Find the area using Riemann Sums for $f(x)=1/x$ between $x=3$ and $x=5$ using a right sum with $2$ rectangles of equal width

Find the area using Riemann Sums for $$f(x)=1/x$$ between $$x=3$$ and $$x=5$$ using a right sum with $$2$$ rectangles of equal width

$$n=2, a=3, b=5$$. I keep getting 1/4 as my answer but my review says its 9/20. Please help

• How did you get $1/4$? Nov 15, 2019 at 16:19

Yes, the answer is $$\frac9{20}$$. After all:

• The first rectangle has its vertices at $$(3,0)$$, $$(4,0)$$, $$\left(4,\frac14\right)$$, and $$\left(3,\frac14\right)$$; therefore, its area is $$\frac14$$.
• The second rectangle has its vertices at $$(4,0)$$, $$(5,0)$$, $$\left(5,\frac15\right)$$, and $$\left(4,\frac15\right)$$; therefore, its area is $$\frac15$$.

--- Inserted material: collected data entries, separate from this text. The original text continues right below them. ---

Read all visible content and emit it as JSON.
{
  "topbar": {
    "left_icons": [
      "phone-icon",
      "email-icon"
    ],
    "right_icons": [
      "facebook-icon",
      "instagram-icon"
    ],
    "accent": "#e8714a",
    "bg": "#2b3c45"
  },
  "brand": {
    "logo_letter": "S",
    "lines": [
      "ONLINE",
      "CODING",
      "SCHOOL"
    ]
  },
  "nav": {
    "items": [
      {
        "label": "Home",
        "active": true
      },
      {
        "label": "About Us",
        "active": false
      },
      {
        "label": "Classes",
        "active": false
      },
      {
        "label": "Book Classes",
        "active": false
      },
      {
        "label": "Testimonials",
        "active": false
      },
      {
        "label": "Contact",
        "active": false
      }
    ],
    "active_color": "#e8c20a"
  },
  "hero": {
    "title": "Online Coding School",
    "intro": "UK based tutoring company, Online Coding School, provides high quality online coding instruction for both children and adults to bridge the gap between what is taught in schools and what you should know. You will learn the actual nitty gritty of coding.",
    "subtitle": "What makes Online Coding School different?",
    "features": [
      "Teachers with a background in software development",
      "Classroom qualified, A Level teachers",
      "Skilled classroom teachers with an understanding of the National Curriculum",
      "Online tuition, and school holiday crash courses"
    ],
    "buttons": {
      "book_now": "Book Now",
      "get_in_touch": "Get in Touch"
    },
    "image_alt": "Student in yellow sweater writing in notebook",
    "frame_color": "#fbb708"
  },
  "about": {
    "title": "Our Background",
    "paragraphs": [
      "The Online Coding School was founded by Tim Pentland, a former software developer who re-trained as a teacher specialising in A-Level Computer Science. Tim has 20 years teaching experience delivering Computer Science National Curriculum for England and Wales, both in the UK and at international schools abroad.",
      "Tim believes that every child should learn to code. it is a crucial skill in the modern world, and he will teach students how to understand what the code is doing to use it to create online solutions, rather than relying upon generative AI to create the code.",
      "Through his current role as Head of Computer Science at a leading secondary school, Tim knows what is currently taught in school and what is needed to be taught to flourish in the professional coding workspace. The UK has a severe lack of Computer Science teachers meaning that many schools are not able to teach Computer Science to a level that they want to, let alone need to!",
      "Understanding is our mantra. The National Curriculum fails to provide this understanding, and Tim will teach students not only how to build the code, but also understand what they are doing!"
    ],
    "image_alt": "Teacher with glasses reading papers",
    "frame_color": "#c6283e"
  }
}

And $$\frac14+\frac15=\frac9{20}$$.

The width of the rectangles are width $$\frac{5-3}{2}=1$$. The right Riemann sum would give you $$f(4)\times1+f(5)\times1=\frac14+\frac15=\boxed{\frac9{20}}.$$

Between $$x = 3$$ and $$x = 5$$ with two equal width rectangles means one rectangle goes from $$x = 3$$ to $$x = 4$$, and the other from $$x = 4$$ to $$x = 5$$.

The first rectangle, going from $$x = 3$$ to $$x = 4$$ has height $$\frac14$$, as that is the function value at the right side of this interval. As the width is $$1$$, the area is $$\frac14$$.

The second rectangle, going from $$x = 4$$ to $$x = 5$$, has height $$\frac15$$, as that's the function value at the right side of the interval. Thus its area is $$\frac15$$.

In total, the areas of these two rectangles is $$\frac14 + \frac15 = \frac{9}{20}$$.